По дороге назад пастор рискнул спросить офицера:

— Кто же одержал победу в этой страшной баталии?

— Разумеется, мы! Если вы, конечно… — он неожиданно запнулся.

— Вы хотите спросить, кого я считаю своими? — уточнил Тесин. — Немцев, разумеется… Но скорблю обо всех.

Офицер заносчиво вскинул голову, и пастор увидел, что тот значительно моложе, чем хотел казаться.

Весь день Тесин помогал лекарю в его работе, а вечером произошла неожиданность.

— Один из ваших пленных умирает, — сказал офицер, делая ударение на слове «ваших». — Он хочет, чтобы вы отпустили ему грехи. Это в другом помещении. Пошли.

— Он лютеранин? — спросил пастор по дороге.

— Он калмык. Он говорит, что вы напутствовали его перед битвой. Неужели и калмыки стали вашей паствой? — голос офицера звучал насмешливо.

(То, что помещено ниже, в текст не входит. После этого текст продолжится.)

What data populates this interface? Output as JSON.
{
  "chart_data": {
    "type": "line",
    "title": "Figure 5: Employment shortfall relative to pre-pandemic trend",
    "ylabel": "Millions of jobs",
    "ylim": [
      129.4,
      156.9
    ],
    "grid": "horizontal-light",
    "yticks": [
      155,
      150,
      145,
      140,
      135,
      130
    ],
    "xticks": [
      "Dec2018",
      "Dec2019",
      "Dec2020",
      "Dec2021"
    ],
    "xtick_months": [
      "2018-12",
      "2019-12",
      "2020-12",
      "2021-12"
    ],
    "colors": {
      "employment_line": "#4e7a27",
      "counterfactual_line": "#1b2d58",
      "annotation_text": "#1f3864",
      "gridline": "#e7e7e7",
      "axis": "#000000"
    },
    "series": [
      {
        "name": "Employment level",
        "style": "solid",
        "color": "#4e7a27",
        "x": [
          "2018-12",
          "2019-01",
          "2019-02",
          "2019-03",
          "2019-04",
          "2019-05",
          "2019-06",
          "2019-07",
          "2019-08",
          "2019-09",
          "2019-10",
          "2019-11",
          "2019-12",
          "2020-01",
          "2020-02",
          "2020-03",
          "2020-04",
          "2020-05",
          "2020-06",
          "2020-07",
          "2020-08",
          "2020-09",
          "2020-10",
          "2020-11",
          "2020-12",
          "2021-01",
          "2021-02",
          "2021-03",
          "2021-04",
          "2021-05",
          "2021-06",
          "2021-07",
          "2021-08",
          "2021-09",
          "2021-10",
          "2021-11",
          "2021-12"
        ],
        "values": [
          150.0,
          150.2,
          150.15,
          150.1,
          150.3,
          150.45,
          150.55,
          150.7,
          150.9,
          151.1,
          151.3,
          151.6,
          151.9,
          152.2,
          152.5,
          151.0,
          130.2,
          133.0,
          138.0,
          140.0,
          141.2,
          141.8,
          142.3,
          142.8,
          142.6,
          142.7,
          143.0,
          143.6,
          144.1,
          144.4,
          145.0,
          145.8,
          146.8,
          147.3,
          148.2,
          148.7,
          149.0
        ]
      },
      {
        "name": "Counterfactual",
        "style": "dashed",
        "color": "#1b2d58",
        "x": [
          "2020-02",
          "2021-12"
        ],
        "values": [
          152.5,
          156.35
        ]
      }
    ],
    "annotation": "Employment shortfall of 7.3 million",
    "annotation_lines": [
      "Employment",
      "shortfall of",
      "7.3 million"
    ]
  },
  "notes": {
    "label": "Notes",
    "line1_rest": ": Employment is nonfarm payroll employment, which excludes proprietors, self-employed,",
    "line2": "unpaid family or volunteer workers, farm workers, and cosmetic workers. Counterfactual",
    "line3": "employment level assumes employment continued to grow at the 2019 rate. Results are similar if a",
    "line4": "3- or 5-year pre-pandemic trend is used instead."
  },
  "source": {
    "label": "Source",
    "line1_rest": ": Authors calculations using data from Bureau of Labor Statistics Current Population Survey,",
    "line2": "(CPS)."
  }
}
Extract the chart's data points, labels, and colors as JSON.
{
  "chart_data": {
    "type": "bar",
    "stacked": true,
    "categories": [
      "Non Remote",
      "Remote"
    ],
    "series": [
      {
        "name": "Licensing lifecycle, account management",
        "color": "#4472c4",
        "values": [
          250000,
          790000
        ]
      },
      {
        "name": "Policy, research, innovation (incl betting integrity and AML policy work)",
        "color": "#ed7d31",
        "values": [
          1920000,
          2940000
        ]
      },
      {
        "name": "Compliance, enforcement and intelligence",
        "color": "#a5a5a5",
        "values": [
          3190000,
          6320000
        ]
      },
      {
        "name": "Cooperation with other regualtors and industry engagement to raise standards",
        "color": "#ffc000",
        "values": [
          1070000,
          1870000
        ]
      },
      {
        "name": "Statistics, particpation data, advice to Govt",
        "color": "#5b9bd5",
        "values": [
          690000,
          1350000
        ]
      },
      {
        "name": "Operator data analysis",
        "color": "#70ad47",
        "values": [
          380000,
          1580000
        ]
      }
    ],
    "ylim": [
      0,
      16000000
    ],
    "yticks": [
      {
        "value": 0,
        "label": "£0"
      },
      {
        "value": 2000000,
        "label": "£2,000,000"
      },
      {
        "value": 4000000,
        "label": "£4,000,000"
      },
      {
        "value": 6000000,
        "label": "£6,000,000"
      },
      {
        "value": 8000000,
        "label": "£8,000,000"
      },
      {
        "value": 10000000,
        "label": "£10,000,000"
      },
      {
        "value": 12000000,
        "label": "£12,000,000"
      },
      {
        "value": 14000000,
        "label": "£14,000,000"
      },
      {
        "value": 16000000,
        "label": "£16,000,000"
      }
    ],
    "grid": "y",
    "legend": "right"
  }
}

— Я благословил их на пути к Богу. И не ищите зла там, господин офицер, где его нет. Да, я лютеранин, а они православные. Но Бог у нас один, и все мы его дети.

Путь к умирающему калмыку был коротким, два поворота подвального коридора. Спеша к умирающему, Тесин успел задать себе вопрос, как же калмык смог передать офицеру свою просьбу, они по-русски-то изъясняются с трудом. Но оказалось, что в подвальном помещении много народу. Казаки и калмыки, числом около пятнадцати, попали в плен до главной баталии. Это был разведывательный отряд, который столкнулся в тумане на переправе с армией Фридриха. Калмык умирал не от ран, похоже было, что он сильно болен легкими, темный подвал перевел болезнь его в другую стадию.